Luc Delahaye
[Photographer, b. 1962, Tours, France, lives in Paris.]

 The denunciation of suffering by photography has replaced the religious justification of suffering in painting. Denunciation is a function of photojournalism, and in itself that’s a step in the right direction. 

Sebastião Salgado
[Photographer, b. 1944, Aimores, Minas Gerias, Brazil, lives in Paris and Brazil.]

 I can be an artist a posteriori, not a priori. If my pictures tell the story, our story, human story, then in a hundred years, then they can be considered an art reference, but now they are not made as art. I’m a journalist. My life’s on the road, my studio is the planet. 

W. Eugene Smith
[Photographer, b. 1918, Wichita, Kansas, d. 1978, Tucson, Arizona.]

 In printing the photographs of the white-gowned Klan members I ran into considerable difficulty. There were several with uncovered faces and these faces were vividly dark in comparison to the white-white of the gowns that it was almost impossible to keep them from appearing black.
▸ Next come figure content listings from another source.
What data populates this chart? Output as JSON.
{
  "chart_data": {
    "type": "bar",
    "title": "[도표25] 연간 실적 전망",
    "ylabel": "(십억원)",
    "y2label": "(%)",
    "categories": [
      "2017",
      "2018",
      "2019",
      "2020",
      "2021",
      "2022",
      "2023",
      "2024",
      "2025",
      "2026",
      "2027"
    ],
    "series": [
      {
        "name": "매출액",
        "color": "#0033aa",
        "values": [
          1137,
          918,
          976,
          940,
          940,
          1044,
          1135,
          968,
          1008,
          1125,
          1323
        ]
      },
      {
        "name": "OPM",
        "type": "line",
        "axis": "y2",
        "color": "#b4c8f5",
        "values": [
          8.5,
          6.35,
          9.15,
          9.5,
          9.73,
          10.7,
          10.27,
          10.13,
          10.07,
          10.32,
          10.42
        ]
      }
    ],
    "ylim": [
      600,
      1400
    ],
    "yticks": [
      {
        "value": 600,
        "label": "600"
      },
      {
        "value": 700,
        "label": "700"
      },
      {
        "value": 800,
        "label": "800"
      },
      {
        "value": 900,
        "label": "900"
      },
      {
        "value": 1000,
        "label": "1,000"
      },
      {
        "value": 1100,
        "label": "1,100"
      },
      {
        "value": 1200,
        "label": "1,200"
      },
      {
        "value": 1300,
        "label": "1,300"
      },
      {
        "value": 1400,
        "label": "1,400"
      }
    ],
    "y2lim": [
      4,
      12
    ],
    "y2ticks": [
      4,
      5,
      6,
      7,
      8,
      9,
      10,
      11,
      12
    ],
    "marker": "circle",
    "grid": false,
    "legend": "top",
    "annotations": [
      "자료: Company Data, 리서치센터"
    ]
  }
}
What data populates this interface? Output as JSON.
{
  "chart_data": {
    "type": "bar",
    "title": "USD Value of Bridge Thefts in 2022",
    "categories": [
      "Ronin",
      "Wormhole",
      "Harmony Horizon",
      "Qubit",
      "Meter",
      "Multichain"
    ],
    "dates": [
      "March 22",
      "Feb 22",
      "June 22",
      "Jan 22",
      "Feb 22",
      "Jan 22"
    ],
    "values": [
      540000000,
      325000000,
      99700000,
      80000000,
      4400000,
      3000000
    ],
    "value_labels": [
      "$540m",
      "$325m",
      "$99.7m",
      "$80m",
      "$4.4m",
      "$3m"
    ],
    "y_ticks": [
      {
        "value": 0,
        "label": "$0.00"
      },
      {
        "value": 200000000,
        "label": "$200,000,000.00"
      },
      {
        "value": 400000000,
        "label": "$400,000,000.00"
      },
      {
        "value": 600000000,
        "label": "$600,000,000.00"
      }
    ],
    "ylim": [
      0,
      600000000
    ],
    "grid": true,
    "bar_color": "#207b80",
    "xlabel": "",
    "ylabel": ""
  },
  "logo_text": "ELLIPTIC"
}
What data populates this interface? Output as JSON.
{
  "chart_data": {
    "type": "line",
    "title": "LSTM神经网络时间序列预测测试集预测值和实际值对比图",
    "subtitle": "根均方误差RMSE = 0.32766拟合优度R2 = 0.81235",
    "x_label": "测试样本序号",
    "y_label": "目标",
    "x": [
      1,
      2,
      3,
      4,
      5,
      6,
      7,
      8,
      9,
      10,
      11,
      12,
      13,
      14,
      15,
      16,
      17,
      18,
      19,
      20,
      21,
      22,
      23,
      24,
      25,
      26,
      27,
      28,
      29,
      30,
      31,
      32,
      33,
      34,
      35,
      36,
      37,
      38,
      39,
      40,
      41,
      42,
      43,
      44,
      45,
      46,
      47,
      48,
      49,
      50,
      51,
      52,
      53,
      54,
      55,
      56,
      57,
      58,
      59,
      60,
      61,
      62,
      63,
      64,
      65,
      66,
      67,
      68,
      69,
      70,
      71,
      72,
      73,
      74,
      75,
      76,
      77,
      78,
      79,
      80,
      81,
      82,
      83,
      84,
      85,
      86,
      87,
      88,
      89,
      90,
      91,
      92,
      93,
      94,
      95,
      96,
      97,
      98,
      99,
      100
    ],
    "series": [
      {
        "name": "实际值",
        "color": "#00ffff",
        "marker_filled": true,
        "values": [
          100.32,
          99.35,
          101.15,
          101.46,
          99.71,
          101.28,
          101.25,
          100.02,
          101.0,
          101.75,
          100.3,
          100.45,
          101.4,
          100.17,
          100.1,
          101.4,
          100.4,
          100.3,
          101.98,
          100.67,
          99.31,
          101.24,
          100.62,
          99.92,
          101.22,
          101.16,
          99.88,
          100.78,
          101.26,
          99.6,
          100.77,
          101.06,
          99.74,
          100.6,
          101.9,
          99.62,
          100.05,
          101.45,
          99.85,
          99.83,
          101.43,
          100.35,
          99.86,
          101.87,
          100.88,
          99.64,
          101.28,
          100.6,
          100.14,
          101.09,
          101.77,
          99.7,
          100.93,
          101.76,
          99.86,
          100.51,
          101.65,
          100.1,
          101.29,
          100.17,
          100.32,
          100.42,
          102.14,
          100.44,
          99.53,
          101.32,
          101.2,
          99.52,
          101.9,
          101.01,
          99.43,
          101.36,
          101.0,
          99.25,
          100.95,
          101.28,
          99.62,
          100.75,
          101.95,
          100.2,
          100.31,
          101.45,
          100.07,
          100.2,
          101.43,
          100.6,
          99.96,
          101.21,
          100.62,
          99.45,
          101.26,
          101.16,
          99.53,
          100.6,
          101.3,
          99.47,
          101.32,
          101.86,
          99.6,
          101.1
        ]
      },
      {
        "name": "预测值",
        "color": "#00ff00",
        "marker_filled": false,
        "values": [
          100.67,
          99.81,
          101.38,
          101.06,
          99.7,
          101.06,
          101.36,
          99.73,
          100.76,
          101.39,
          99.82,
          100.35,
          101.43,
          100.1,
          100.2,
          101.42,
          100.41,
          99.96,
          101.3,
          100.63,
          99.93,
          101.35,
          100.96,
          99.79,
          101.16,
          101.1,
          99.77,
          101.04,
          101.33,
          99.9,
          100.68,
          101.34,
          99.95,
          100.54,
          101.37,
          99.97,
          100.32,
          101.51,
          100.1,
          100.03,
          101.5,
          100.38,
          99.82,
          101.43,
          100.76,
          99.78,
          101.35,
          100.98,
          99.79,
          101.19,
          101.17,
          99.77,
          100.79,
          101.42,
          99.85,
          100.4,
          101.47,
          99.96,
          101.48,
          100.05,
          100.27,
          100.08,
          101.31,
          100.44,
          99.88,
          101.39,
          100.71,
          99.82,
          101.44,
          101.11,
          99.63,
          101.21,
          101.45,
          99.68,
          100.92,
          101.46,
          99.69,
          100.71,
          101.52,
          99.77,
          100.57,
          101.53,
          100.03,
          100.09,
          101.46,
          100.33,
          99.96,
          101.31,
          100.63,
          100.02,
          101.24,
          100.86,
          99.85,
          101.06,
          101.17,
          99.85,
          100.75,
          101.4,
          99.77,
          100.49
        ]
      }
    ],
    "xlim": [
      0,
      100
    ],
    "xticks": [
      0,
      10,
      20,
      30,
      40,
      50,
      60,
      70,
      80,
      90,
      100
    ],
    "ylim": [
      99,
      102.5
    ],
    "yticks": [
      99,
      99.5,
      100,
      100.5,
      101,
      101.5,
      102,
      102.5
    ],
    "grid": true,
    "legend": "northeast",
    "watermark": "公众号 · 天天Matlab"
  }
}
I am terribly sorry. (Apology to his editor about images from his 1951 photo essay on the Ku Klux Klan in North Carolina.)  

Joe Rosenthal
[Photographer, b. 1911, Washington, D.C., d. 2006, Novato, California.]

 I swung my camera around and held it until I could guess that this was the peak of the action, and shot. I couldn’t positively say I had the picture. It’s something like shooting a football play; you don’t brag until it’s developed. (On his photograph of U.S. Marines raising the American flag on Mt. Suribachi, Iwo Jima.) 

Larry Clark
[Photographer and filmmaker, b. 1943, Tulsa, Oklahoma, lives in New York.]

 I wanted to present the way kids see things, but without all this baggage... You know... they’re living in the moment not thinking about anything beyond that and that’s what I wanted to catch. And I wanted the viewer to feel like you’re there with them—you can be there fucking, smoking dope, having sex. 

James Nachtwey
[Photographer, b. 1948, Syracuse, New York, lives in New York.]

 I attempt to become as totally responsible to the subject as I possibly can. The act of being an outsider aiming a camera can be a violation of humanity. The only way I can justify my role is to have respect for the other person’s predicament. The extent to which I do that is the extent to which I become accepted by the other, and to that extent I can accept myself. 

Mary Ellen Mark
[Photographer, b. 1940, Elkins Park, Pennsylvania, d. 2015, New York.]

 By making a frame you’re being selective, then you edit the pictures you want published and you’re being selective again. You develop a point of view that you want to express. You try to go into a situation with an open mind, but then you form an opinion, and you express it in your photographs. 

Weegee (Usher Fellig)
[Photographer, b. 1899, Zlothew near Lemberg, Austrian Galicia (now Zolochiv, Ukraine), d. 1968, New York.]

 I would arrive at midnight, the cop at the information desk would be dozing... The police Teletype machine would be singing a song of crime and violence... Crime was my oyster, and I liked it.